First of all, it was decided that the problem might be somewhere in physics. However, the tape library did not report anything like this, even when the log level was turned on to the maximum.

HPE has HPE Library and Tape Toolsit allows you to perform a number of operations to test the tape library, just remember to stop all services that work with the tape.

The optical patch cord was changed just in case. It didn’t get any better. The problem here is that in FC, to view the signal level on the host and errors at the FC level, you need to go somewhere in OneCommand Manager, aka Emulex HBA Manage (one), or in Qlogic SANSurfer / QConvergeConsole (Marvell QLogic QConverge Console ) (one, 2), or Brocade Adapter Software (one).

The next step was to collect statistics. This step was out of stupidity, because it was not clear whether it was a one-time failure or not, on what volumes or types of tasks it occurs.

It would be better, of course, to take the article How to Collect Logs for Veeam Backup & Replication, but without vendor support, it is interesting to look at uploading all the logs. But only.

The collection of task statistics, however, gave a result, albeit a strange one – the failure occurred at the same time (several times a day, but at the same time on different days), and then it became interesting.

I (finally) opened windows logs and saw the message – Base port lost fabric connectivity. Like here – Veeam Tape backup error – Qlogic FC adapter: Base port (WWN = 10:00:8c:7c:ff:65:f7:38) lost fabric connectivity.

We need to go deeper.

When we need to go deeper, first of all we need to remember strace, secondly Process Monitor.

In my case, it was Windows, so they took Process Monitor and went to watch, record and filter.

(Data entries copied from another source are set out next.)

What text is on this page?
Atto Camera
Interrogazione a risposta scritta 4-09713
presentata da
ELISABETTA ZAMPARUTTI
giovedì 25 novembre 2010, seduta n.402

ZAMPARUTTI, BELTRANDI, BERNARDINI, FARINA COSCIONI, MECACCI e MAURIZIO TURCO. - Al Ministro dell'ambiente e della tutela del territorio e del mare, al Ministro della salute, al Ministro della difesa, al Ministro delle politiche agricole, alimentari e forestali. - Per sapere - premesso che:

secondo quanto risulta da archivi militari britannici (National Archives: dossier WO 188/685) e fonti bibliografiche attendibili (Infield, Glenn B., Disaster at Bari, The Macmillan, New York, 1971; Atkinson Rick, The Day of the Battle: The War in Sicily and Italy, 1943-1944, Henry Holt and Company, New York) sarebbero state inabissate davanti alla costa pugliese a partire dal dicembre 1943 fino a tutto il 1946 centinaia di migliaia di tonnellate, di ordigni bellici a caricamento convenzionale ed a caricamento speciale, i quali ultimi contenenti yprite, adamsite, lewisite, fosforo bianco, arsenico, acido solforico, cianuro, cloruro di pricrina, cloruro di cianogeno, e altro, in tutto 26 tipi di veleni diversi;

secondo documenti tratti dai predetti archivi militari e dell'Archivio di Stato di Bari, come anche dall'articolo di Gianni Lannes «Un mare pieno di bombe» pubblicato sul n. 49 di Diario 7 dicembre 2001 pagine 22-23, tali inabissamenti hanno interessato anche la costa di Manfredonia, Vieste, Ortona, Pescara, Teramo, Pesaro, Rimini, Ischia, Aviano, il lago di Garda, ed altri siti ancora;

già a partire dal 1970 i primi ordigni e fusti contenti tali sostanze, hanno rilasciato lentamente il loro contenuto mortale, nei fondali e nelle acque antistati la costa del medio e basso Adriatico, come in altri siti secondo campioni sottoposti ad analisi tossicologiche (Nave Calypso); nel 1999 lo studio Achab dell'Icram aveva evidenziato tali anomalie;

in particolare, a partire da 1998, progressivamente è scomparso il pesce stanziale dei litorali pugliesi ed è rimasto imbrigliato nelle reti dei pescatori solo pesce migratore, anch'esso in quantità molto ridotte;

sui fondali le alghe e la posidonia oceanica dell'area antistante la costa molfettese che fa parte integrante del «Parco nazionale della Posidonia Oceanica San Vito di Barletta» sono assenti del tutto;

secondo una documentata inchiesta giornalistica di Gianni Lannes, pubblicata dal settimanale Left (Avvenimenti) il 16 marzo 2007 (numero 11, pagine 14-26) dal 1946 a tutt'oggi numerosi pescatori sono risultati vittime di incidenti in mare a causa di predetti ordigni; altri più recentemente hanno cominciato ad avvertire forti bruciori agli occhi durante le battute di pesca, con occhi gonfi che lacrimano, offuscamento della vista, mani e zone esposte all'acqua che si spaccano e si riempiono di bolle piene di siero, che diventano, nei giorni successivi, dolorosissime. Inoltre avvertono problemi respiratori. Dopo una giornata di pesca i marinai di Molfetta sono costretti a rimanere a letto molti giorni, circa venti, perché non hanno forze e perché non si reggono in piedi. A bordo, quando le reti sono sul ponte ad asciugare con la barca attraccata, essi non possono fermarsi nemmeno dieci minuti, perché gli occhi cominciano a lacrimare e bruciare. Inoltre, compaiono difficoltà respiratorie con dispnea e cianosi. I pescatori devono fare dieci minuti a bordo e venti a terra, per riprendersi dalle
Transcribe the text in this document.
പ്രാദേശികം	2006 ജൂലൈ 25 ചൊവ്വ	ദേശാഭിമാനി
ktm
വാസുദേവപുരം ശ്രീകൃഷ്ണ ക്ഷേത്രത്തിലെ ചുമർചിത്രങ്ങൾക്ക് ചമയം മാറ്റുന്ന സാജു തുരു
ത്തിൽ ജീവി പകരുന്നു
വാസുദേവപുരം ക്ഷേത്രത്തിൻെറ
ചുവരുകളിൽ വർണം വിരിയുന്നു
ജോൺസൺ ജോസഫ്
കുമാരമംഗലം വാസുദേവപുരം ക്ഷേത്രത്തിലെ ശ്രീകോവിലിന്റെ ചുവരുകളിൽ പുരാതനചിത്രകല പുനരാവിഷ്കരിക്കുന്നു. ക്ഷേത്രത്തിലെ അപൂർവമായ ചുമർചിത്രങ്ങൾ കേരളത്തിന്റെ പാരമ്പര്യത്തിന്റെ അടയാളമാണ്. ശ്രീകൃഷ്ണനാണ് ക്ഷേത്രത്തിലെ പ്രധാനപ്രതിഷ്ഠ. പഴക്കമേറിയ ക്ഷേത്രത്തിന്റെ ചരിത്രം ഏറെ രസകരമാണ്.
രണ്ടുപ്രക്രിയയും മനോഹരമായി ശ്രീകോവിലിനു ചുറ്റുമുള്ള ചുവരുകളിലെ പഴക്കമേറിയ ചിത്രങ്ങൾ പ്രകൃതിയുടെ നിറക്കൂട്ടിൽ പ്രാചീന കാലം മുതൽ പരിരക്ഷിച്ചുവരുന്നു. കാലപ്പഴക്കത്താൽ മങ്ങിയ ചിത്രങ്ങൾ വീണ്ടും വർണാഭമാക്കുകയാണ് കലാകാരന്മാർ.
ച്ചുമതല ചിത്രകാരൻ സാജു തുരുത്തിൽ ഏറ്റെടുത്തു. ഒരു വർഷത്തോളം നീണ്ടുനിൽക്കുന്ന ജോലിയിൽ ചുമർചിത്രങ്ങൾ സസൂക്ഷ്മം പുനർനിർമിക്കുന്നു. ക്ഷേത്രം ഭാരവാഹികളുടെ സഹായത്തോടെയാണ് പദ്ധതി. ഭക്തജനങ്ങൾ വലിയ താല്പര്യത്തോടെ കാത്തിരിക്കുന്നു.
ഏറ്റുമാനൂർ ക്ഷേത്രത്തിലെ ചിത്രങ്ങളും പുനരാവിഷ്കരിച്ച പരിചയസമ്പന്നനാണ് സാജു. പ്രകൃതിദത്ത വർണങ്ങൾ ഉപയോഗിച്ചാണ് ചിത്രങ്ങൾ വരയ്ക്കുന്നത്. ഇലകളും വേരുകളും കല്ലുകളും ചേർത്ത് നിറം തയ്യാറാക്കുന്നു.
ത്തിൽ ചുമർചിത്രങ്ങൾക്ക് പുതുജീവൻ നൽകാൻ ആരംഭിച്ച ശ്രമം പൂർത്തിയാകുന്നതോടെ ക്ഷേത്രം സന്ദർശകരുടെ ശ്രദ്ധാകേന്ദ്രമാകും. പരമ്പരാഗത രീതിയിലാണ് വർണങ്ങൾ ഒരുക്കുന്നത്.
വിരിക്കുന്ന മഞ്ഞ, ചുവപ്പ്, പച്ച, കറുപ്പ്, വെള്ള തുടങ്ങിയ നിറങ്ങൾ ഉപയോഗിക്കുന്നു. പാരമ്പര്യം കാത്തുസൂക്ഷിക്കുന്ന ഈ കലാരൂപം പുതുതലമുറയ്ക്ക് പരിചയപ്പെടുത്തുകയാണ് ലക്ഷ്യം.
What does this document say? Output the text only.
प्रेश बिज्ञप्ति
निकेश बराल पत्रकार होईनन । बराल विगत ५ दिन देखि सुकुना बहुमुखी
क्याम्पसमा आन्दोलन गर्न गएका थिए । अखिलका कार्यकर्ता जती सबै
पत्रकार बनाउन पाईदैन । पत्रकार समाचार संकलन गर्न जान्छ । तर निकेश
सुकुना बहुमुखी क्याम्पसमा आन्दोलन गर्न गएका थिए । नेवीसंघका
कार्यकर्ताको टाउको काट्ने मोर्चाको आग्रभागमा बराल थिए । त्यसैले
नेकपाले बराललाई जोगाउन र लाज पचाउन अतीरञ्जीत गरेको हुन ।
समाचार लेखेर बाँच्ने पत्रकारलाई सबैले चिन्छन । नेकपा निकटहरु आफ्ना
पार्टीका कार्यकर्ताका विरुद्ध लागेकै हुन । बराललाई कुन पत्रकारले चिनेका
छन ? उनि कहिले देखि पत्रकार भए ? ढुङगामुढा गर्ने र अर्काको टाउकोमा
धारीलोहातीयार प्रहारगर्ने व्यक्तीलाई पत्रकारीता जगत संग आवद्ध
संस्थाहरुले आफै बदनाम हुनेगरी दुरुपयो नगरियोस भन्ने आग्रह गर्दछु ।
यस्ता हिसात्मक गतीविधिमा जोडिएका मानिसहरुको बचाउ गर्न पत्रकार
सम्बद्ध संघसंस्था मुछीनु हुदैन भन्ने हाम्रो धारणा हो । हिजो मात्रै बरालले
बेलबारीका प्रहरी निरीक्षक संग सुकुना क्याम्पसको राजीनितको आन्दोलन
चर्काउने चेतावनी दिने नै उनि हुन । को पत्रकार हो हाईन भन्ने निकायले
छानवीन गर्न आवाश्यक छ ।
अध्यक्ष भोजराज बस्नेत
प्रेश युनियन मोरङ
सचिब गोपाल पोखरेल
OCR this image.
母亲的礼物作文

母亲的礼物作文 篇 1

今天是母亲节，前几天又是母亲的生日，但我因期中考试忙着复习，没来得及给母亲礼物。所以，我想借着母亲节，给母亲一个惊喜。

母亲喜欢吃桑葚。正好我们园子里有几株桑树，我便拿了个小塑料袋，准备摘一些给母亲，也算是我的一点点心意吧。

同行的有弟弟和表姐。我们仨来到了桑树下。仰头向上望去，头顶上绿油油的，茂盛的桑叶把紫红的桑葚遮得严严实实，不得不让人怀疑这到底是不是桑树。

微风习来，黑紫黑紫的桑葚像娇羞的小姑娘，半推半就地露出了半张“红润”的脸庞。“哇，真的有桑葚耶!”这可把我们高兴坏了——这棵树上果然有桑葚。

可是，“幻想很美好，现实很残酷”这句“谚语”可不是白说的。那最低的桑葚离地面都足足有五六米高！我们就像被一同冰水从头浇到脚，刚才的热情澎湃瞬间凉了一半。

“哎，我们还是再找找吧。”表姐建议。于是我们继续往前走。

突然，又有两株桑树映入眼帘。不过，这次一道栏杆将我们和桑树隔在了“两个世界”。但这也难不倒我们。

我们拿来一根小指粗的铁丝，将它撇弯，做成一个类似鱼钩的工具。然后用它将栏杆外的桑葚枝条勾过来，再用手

It turned out that at the time when the problem starts, the VeeamDeploymentSvc application calls wmiprvse (Windows Management Instrumentation (WMI) Provider Service) to poll devices, after which bfadi (bfadi.sys) becomes bad – and this is FC / FCoE HBA Stor Miniport from Brocade Communications Systems

At this point, I was a little surprised, because from my point of view, no tasks were launched, and all auto polls went once a day.

What a brutal suicide.

After a smoke break, coffee and the Internet, it turned out that no, there is a process – Veeam Host discovery and it is even visible in the Veeam GUI and tasks. There is a process, but there are no settings for it in the GUI. And there is no open documentation – that’s the process, and that’s it. I had to search again. For normal people, the settings are somewhere in the settings file. For Veritas Backup Exec / NetBackup, the settings are either a number in the file or even the presence of a file somewhere in NetBackup\db\config\ or /usr/openv/netbackup/ . Commvault combines best practices – and registry and not only. Especially considering that as a result of development in Commvault there are already two or three configuration storage bases only. Veeam follows best practices by storing settings either in HKLM\SOFTWARE\Veeam\ (which even has documentation ) or in /etc/VeeamAgentConfig . And saving or trying to read the settings from the registry, which is sometimes written on the forums (one, 2, 3)

They also sometimes write about different keys – such as FilesNotToSnapshotand sometimes they don’t write

This plug-in version does not support Freeze-only snapshots. If you want to enable VM processing using VMware snapshots, contact Veeam support to change the value of a dedicated registry key.(one)

Solution.

The solution is obvious – Hanc marginis exiguitas non caperet. There could still be a link to my blog or telegram channel, but this is redundant for a closet.